Desde novembro de 2020, foram apresentadas mais de 60 demandas para revisar o resultado. Somente uma foi adiante, na Virgínia. Afetava uma quantidade tão pequena de votos que foi irrelevante. Entre as tentativas mais comentadas está a do Arizona, feudo tradicionalmente republicano, que foi essencial na vitória democrata. A câmara estadual, majoritariamente vermelha (cor do Partido Republicano), pediu uma revisão de 2,1 milhões de votos registrados no condado de Maricopa (onde está a capital, Phoenix) a uma empresa de cibersegurança chamada Cyber Ninjas. O cálculo acabou com um ajuste desprezível: os democratas tinham na verdade 99 votos a mais, e Trump, 261 a menos.

De acordo com a análise do Brennan Center for Justice, organização não partidária que, após estudar a história eleitoral dos Estados Unidos, colocou a porcentagem de fraude entre 0,0003% e 0,0025%, a “Grande Mentira” é indissociável da ofensiva legal iniciada em 19 Estados “para levar adiante 33 leis que irão dificultar o voto nos Estados”, como diz Ricardo Ramírez, um de seus assessores.”Eles se baseiam na ideia de que o sistema não é confiável, o que é completamente falso. Esses políticos divulgam esses boatos por interesse próprio com o objetivo de dividir os eleitores. As alegações de fraude são mentiras e fantasias políticas de setores conservadores radicais que procuram manipular suas bases atacando uma instituição norte-americana fundamental, o mesmo que fazem com a ciência, com as vacinas e com a história. É sempre possível melhorar a segurança das eleições, mas essas melhorias precisam expandir o acesso às urnas”.

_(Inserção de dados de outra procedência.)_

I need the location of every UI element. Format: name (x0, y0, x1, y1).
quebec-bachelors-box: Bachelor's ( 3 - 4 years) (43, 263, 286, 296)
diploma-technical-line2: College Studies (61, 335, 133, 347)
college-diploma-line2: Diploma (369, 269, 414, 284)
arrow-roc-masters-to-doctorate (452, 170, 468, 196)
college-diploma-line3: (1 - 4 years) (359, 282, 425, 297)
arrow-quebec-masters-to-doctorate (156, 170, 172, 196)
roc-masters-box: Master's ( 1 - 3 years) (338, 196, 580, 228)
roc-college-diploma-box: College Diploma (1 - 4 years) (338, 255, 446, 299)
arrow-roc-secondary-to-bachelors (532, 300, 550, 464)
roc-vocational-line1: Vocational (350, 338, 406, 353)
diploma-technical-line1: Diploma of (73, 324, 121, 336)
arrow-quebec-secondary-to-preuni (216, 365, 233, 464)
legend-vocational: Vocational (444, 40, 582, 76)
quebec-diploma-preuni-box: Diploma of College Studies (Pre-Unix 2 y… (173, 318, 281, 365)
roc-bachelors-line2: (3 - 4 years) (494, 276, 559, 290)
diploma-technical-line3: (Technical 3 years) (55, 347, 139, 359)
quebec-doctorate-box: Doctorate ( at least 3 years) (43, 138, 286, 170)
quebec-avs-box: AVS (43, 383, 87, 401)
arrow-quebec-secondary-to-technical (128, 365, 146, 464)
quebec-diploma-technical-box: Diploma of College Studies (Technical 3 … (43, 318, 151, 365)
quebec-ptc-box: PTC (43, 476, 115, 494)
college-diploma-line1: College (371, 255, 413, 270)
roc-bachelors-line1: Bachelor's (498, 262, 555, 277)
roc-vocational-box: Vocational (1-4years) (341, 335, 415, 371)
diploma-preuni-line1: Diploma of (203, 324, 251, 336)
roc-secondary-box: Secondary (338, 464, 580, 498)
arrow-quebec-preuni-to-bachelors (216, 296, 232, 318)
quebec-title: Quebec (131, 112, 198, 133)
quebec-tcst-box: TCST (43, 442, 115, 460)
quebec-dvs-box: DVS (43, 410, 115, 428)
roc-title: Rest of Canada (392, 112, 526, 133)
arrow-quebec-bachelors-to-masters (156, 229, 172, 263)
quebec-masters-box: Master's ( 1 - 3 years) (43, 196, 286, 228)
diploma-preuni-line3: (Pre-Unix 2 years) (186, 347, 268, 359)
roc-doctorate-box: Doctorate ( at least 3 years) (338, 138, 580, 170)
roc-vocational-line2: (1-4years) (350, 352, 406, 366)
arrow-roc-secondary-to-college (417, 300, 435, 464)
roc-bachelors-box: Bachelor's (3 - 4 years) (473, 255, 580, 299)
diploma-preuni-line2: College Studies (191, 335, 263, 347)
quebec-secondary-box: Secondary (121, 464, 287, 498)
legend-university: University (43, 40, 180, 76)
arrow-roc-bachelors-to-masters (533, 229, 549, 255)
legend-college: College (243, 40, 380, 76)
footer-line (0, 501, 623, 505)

O que a facção mais dura do Partido Republicano pretende é justamente o contrário: acrescentar dificuldades a um processo já por si complicado para impedir a votação das minorias, que estão alterando o mapa eleitoral nos Estados Unidos. Como? No Texas, por exemplo, o governador Gregg Abbott prevê ter pronta uma lei a tempo para as eleições primárias de 2022 que adianta o horário de abertura das urnas nos condados menores, predominantemente republicanos, e limita em territórios de maior população a possibilidade de votar fora de horário e sem descer do carro, duas práticas muito populares entre os eleitores negros, majoritariamente democratas, nas últimas eleições. Eleições que alguns não parecem dispostos a dar como encerradas.